İnsan ya gerçekten Allah’ı şirksiz bir şekilde yaratıcısı olarak kabul eder ve yalnızca ona kulluk eder. Yani yalnızca onun için çalışır. Ya da Allah’ın yerine bir varlığı koyar ve her şeyini o varlığa borçlu olduğunu iddia eder.
Bu şirkinin altında aslında kendi menfaatleri yatar. Şirksiz bir şekilde tek tanrıya iman etmesi ve yalnızca ona kulluk etmesi menfaatlerine aykırıdır diye düşünür. Bu durumda ölü ya da diri birisini tanrısı yapar. Ölü birisini yapması rantı en yüksek olanıdır. Hayatta olmamasının verdiği avantajla onun hakkında menfaatlerine uygun üretimler yapabilir.

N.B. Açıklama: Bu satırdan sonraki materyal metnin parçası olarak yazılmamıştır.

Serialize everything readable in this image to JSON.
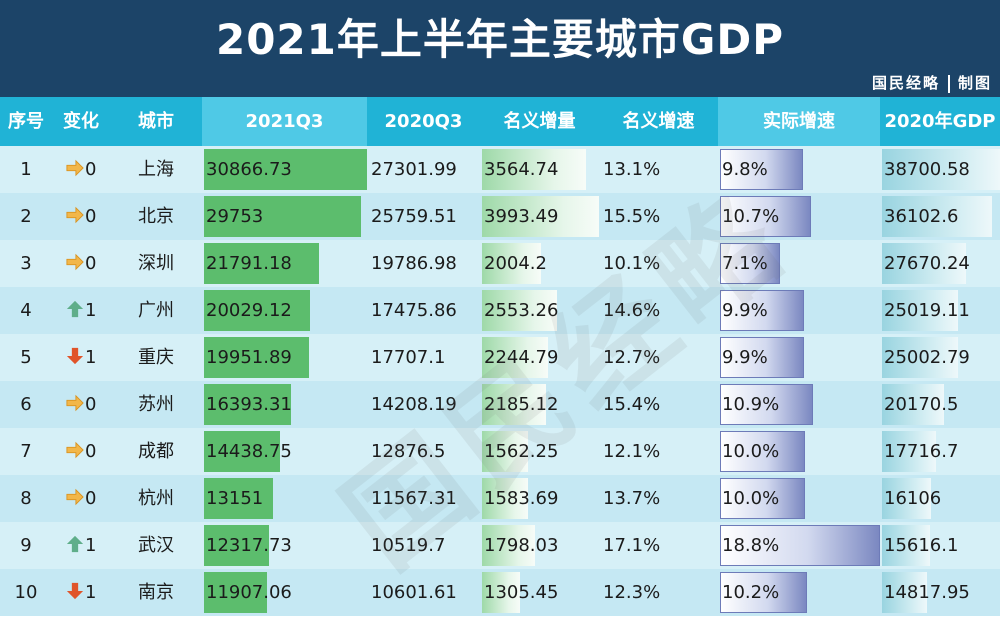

Günümüzde bunun en tipik örneği “Mustafa Kemal yaşasaydı” klişesidir. Her şeylerini ona borçlu oldukları Mustafa Kemal için uydururlar da uydururlar. Onun fikirlerini zerre kadar bilmezler ama kendi nefislerinin sonsuz tatminine alet ederler. Paraya, zevke, dünya hayatına karşı duydukları hevaları için onu kullanırlar.
Mekke müşriklerinin heykel karşısında tapınma ayinlerini Mustafa Kemal heykelleri karşısında yaparlar. Bu durum Mekke müşriklerinin dünya menfaatleri için yaptıkları bu tapınmanın günümüzdeki karşılığıdır. Mekke müşrikleri onların bir şey olmadığını bilmektedirler. Eğer o putlar olmazsa Mekke turistleri azalacak, rantları ellerinden gidecek diye düşünmektedirler. Oysa İslamiyet’i kabul etmeleri ile görmüşlerdir ki tam tersi olmuştur. Sadece Arap yarımadasının değil, dünyanın merkezi haline gelmiştir Mekke.
Aynı durum günümüz tapınanları için de geçerlidir. Yapmaları gereken hakkı kabul etmeleri, Yalnızca Allah’a ibadet etmeleridir. Göreceklerdir ki bunu yapınca hem dünya hem de ahiret menfaatinin en büyüğüne kavuşacaklardır. Türkiye dünyanın merkezi olacaktır. Tüm dünya gerçek İslamiyet’in merkezi olan Türkiye’nin peşinde koşacaktır.
İslam düzeninin günümüz için üretilmiş olan tek örneği Adil Düzen’dir. İnsanlar batılın peşini bırakıp Adil Düzen’e geldikleri zaman hayatın aslında ne kadar kolay olduğunu, aslında ne kadar büyük bir karanlık içinde (zulüm) olduklarını fark edecekler ve aydınlığın (nurun) ne kadar da güzel bir şey olduğunu anlayacaklar. Yalnızca Allah’a ibadet etmenin ne kadar güzel bir şey olduğunu gözleriyle görecekler.